The reaching for something 'new or novel' often comes after observing something new work perfectly and then trying to test it and seeing that it is, like most things, ephemeral.
Intriguingly however, there are things about markets that one can know everything about. I do not believe that 99% of market participants know everything that is publicly available about the quantitative (measurable) securities that they trade, invest or hedge exposures in. Things like: How the Bund and DAX futures open and what goes on in the 60 seconds between the two events.

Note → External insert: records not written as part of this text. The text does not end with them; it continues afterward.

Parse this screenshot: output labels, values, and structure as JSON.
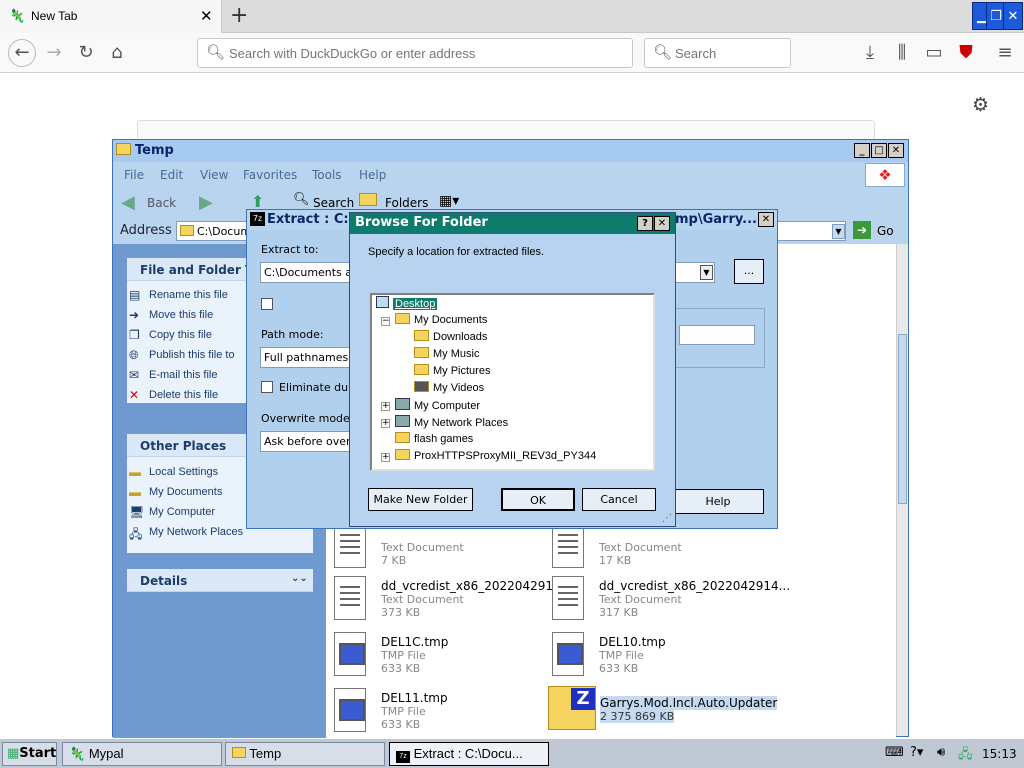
{
  "browser": {
    "tab_title": "New Tab",
    "url_placeholder": "Search with DuckDuckGo or enter address",
    "search_placeholder": "Search"
  },
  "explorer": {
    "title": "Temp",
    "menu": [
      "File",
      "Edit",
      "View",
      "Favorites",
      "Tools",
      "Help"
    ],
    "toolbar": {
      "back": "Back",
      "search": "Search",
      "folders": "Folders"
    },
    "address_label": "Address",
    "address_value": "C:\\Docum",
    "go_label": "Go",
    "file_tasks": {
      "heading": "File and Folder Tas",
      "items": [
        "Rename this file",
        "Move this file",
        "Copy this file",
        "Publish this file to",
        "E-mail this file",
        "Delete this file"
      ]
    },
    "other_places": {
      "heading": "Other Places",
      "items": [
        "Local Settings",
        "My Documents",
        "My Computer",
        "My Network Places"
      ]
    },
    "details_heading": "Details",
    "files": [
      {
        "name": "",
        "type": "Text Document",
        "size": "7 KB"
      },
      {
        "name": "",
        "type": "Text Document",
        "size": "17 KB"
      },
      {
        "name": "dd_vcredist_x86_2022042914...",
        "type": "Text Document",
        "size": "373 KB"
      },
      {
        "name": "dd_vcredist_x86_2022042914...",
        "type": "Text Document",
        "size": "317 KB"
      },
      {
        "name": "DEL1C.tmp",
        "type": "TMP File",
        "size": "633 KB"
      },
      {
        "name": "DEL10.tmp",
        "type": "TMP File",
        "size": "633 KB"
      },
      {
        "name": "DEL11.tmp",
        "type": "TMP File",
        "size": "633 KB"
      },
      {
        "name": "Garrys.Mod.Incl.Auto.Updater",
        "type": "",
        "size": "2 375 869 KB"
      }
    ]
  },
  "extract": {
    "title": "Extract : C:\\",
    "title_right": "mp\\Garry...",
    "extract_to_label": "Extract to:",
    "extract_to_value": "C:\\Documents and",
    "browse_button": "...",
    "path_mode_label": "Path mode:",
    "path_mode_value": "Full pathnames",
    "eliminate_label": "Eliminate duplic",
    "overwrite_label": "Overwrite mode:",
    "overwrite_value": "Ask before overw",
    "help_button": "Help"
  },
  "browse": {
    "title": "Browse For Folder",
    "description": "Specify a location for extracted files.",
    "tree": [
      "Desktop",
      "My Documents",
      "Downloads",
      "My Music",
      "My Pictures",
      "My Videos",
      "My Computer",
      "My Network Places",
      "flash games",
      "ProxHTTPSProxyMII_REV3d_PY344"
    ],
    "new_folder": "Make New Folder",
    "ok": "OK",
    "cancel": "Cancel"
  },
  "taskbar": {
    "start": "Start",
    "items": [
      "Mypal",
      "Temp",
      "Extract : C:\\Docu..."
    ],
    "clock": "15:13"
  }
}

One can know everything that has happened to a market individually and relatively in the past. The Chair and Ms. Kenner have suggested a periodic table of markets with a bunch of relevant statistics. One suspects this would help prevent much stupidity.
The heterogeneous nature of the FX markets, the uselessness of Value at Risk, the times of day when market making machines are maintained and serviced, the importance of New Zealand and Australia to FX are all knowable.
So, yes, I understand your sentiment.
Also, 'simple' is relative. My first 'upstairs' trade in 1992 was the purchase of an SPI futures contract because it went through a line someone had drawn on a chart. Could there be anything simpler?
Well, on Thursday I sold EURUSD based on an approach I have used more than a score of hundreds of times that looks like rocket science compared to the 1992 stupidity.
As you say, perhaps we will feel the same in another 20 about what we do now.